Einer der ersten Wirtschaftspläne wurde für die Gemeinde Marl entwickelt, die aufgrund der Nordwanderung des Bergbaus einen starken Zuwachs an Wohn- und Industriegebieten erwartete. Heute noch vollständig erhalten sind Rappaports umfangreiche Planungen für die »Stadtgestaltung Essen« von 1929. Sie enthalten neben detaillierten Regelungen zu Bauzonen und Grünflächen auch Konzepte für den Ausbau des Straßenbahnnetzes.
Neben den umfangreichen und detaillierten Wirtschaftsplänen wurden auch zusätzliche Überlegungen und Initiativen zur Verbesserung der Lebensverhältnisse im Ruhrgebiet entwickelt. Ein Hauptaugenmerk galt der Optimierung von Verkehrsverbindungen. So wurde bereits in den 1920er Jahren die Rheinisch-Westfälische Schnellbahn von Köln nach Dortmund geplant, die unabhängig von den stark belasteten Reichsbahntrassen betrieben werden sollte. Zur Verwirklichung kam es allerdings nicht.

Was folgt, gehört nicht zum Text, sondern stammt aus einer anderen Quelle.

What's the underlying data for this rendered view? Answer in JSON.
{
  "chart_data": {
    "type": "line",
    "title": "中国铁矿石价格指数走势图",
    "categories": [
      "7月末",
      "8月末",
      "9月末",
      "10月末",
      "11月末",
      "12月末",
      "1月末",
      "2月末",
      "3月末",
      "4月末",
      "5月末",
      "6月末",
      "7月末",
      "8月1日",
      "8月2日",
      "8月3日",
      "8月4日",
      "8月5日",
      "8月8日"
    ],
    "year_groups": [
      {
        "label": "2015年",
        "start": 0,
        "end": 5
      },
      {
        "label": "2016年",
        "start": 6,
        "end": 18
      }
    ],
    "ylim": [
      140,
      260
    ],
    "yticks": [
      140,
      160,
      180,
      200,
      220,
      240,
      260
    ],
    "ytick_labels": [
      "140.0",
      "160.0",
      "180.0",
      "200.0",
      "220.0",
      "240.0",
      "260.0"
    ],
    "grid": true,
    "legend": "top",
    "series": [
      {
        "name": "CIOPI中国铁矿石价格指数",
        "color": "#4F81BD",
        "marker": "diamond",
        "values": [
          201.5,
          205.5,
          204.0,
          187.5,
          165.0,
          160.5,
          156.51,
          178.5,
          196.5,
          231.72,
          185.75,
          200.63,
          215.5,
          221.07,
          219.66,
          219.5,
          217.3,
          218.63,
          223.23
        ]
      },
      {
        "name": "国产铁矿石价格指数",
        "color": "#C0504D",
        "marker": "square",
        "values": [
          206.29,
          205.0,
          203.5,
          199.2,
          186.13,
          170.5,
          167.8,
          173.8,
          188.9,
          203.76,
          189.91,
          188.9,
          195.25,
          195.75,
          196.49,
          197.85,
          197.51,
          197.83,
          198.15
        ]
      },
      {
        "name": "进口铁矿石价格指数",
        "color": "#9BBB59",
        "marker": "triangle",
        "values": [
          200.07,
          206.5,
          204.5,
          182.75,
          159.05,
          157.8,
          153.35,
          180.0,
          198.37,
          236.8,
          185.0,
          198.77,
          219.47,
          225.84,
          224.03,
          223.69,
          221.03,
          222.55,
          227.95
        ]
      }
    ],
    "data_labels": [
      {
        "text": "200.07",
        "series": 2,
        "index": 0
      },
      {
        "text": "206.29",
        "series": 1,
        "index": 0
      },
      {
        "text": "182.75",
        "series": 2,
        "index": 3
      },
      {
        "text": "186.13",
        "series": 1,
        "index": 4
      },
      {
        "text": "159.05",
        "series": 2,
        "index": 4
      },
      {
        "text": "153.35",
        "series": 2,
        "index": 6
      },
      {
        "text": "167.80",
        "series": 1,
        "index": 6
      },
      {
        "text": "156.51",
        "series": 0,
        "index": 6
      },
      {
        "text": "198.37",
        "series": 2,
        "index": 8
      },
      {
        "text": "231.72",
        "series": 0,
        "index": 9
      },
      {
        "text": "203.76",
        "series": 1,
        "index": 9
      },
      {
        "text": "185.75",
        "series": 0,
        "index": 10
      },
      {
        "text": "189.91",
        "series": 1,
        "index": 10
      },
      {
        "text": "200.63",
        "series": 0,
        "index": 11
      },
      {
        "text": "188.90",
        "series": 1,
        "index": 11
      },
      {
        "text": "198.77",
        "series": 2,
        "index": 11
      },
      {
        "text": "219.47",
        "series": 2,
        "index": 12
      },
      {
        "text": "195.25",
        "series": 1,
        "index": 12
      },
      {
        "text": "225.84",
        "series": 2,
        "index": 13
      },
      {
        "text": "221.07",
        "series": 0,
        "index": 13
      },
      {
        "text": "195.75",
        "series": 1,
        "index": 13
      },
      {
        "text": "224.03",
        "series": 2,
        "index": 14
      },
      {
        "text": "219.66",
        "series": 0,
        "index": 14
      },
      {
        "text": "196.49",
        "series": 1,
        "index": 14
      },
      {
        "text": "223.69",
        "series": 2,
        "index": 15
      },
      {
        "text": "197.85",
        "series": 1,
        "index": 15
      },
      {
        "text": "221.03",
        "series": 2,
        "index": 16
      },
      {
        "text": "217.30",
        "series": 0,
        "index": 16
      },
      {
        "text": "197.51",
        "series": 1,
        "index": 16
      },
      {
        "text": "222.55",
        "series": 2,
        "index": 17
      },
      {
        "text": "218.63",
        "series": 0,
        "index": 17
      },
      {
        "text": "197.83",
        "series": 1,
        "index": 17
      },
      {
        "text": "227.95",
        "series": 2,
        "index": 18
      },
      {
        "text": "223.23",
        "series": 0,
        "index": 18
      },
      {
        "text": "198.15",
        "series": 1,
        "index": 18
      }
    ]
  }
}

Auch Konzepte zum Bau von Überlandbahnen, welche die Industrieregionen im Norden mit den grünen Erholungsgebieten im Süden verbinden sollten, ließen sich – ebenso wie der geplante Flughafen in Bochum – wegen der sich zunehmend verschlechternden wirtschaftlichen Lage zu Beginn der 1930er Jahre letztlich nicht verwirklichen.